Thursday, November 29, 2012
Wonder Bread and Prosperity
Obviously, Jesus was talking about Wonder Bread.
One of the great trials of my childhood was that I never (almost never) had Wonder Bread. On Saturdays when I watched a circus show on TV called (I think) “The Big Top” at noon at Gramma Gibbs’s across the street, she would make me a peanut butter sandwich on Cushman’s white bread, but I still didn’t get Wonder Bread.
Sadly, my mother was into health food long before it was popular and I was forced to carry whole wheat or oatmeal bread sandwiches to school for lunch. As far as I could tell, everyone else had Wonder Bread.
According to the TV ads, “Wonder Bread helps build strong bodies twelve ways!” There were no ads for oatmeal bread, but my mother assured me that it was good for me.
I have been meditating on Wonder Bread since I learned that the Hostess Baking Company has declared bankruptcy (again) and is shutting down. No more Hostess Cup Cakes or Snowballs or Twinkies. I thought Twinkies were eternal.
The company is blaming the unions and there is some truth to that. Apparently one of the unions had a deal whereby they could not be required to carry baked goods and bread on the same truck, which meant two different trucks for the same route. On the other hand, in one of the earlier bankruptcy reorganizations the CEO negotiated pay and benefit reductions with the unions and then gave himself a 300% pay raise (which he earned by negotiating those reductions).

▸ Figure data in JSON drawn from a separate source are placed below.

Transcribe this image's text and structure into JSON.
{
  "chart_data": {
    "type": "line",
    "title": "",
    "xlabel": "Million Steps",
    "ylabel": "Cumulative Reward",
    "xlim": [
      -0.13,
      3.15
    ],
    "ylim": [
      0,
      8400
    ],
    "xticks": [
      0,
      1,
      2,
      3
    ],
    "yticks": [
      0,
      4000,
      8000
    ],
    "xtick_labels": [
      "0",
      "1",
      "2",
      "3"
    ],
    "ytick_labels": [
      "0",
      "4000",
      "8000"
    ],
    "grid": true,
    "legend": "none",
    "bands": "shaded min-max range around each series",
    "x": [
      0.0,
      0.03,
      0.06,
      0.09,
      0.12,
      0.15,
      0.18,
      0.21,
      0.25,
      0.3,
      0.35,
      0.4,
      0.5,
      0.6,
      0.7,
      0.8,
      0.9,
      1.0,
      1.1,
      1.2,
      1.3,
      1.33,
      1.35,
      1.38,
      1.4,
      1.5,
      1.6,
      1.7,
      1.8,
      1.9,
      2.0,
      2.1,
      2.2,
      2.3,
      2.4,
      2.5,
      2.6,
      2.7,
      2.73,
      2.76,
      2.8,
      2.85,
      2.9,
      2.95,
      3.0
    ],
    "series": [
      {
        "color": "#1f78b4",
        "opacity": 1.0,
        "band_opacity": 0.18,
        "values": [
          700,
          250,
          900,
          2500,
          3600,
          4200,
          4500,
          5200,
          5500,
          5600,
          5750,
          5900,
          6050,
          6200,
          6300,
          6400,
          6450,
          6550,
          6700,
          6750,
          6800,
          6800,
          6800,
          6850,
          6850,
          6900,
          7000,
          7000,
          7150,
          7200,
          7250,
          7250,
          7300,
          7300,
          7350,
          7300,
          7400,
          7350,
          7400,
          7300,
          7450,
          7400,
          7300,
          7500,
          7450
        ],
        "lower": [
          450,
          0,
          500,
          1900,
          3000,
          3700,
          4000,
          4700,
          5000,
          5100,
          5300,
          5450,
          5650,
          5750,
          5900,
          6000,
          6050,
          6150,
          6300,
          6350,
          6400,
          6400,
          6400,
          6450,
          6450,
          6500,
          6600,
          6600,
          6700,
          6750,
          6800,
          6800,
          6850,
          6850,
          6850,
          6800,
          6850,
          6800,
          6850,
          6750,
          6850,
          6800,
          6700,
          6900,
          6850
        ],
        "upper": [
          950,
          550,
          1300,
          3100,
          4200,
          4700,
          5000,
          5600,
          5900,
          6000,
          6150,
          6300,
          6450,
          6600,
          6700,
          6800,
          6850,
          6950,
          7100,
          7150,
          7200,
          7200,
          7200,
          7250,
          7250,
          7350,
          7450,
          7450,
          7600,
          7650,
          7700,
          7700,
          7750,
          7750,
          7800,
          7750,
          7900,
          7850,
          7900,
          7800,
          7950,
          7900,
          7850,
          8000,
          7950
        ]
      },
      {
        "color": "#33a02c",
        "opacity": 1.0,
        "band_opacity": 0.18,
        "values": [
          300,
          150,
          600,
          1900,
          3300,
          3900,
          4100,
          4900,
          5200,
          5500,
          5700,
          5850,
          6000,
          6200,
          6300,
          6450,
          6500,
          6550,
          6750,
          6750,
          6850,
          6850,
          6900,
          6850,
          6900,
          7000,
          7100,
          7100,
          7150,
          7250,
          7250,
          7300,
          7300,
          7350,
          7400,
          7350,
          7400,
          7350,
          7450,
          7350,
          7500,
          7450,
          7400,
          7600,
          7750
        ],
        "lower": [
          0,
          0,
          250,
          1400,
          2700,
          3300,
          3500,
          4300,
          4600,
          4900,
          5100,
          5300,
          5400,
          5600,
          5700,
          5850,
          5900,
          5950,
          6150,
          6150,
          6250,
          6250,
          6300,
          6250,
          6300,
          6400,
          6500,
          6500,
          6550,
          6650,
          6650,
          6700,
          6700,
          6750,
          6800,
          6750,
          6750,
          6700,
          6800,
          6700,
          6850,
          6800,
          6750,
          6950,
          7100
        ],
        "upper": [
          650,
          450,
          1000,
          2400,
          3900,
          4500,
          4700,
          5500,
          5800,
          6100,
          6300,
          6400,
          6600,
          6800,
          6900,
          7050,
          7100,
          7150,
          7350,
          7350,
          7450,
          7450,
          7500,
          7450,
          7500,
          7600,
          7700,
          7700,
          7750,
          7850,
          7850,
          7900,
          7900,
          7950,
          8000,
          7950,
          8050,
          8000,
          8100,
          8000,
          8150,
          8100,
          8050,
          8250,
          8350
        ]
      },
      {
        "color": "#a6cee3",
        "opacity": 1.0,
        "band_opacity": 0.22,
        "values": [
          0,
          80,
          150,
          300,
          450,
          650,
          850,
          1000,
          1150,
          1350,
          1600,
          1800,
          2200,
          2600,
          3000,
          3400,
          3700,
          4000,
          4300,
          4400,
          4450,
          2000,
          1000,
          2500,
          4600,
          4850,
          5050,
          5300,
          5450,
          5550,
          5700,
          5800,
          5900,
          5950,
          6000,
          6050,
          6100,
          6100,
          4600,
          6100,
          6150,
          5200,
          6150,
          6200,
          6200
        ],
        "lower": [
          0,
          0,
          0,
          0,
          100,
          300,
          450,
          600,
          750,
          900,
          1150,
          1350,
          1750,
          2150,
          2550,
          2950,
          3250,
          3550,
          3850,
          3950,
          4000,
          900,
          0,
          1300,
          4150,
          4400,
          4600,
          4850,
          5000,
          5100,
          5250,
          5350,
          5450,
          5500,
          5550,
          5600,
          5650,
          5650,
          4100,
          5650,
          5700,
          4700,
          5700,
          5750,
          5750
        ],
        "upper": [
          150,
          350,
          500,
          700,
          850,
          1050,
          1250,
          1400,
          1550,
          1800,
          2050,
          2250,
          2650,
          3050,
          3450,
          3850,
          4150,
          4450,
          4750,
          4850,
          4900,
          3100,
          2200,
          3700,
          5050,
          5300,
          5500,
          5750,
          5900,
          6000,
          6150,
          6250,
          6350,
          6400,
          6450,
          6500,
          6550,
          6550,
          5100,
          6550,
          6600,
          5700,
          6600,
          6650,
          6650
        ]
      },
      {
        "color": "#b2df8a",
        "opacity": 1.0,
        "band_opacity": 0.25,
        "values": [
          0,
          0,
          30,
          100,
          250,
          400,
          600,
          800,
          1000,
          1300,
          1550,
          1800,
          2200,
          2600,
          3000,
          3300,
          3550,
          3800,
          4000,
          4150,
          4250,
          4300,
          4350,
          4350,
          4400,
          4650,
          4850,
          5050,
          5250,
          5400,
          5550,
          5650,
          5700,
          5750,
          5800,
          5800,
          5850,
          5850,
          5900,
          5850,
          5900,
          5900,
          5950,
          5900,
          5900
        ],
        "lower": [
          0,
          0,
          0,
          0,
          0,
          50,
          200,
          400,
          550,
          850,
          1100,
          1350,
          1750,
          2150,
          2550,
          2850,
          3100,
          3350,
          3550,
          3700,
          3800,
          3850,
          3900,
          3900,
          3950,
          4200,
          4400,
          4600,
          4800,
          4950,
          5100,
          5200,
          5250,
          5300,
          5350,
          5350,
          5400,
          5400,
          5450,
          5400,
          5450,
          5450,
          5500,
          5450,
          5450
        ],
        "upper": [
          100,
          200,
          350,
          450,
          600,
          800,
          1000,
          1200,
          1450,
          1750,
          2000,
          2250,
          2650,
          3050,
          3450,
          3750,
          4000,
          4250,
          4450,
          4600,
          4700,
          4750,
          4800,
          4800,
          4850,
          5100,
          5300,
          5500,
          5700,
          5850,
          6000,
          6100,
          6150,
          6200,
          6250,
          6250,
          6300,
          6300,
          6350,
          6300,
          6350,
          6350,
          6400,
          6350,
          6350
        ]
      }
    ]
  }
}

There is certainly enough blame to go around.
Those of us who paid attention to Reinhold Niebuhr are not surprised to find that the tendency to self-interest is found in unions as well as in management. Niebuhr was in favor of unions, not because they were pure and blameless, but because they provided a countervailing force to the power of corporations.
It is worth noting that in the in the Wonder Bread and Twinkie world of the 1950’s, unions were much stronger than they are today. In the mid-fifties approximately one-third of all workers were unionized. Management and workers bargained as equals. And on top of that, the highest marginal tax rate was 91%.
In that postwar environment of strong unions and (relatively) high taxes, we thrived. Middle class income grew dramatically and we enjoyed perhaps the greatest prosperity in the history of the world.
Ironically, there is much more nostalgia for Twinkies and Wonder Bread than for stronger unions and higher taxes, even though we know that Twinkies and Wonder Bread and Hostess Cup Cakes are not good for us. (My mother was right all along!)
There are lots of things about the post-war era that we don’t miss. The disabled were institutionalized and out of sight. Black people rode at the back of the bus. Gays were kept in the closet. And women did not stray from the kitchen.
Restoring the higher marginal tax rates of the fifties will not magically create prosperity (but investments in infrastructure—remember the interstate highway system—can make a difference). And restoring the power of the unions is impossible in the new global economy. But there are still positive lessons to learn from those “Wonder Years.” It is possible to have prosperity without asking those at the bottom to have less so that those at the top can have more.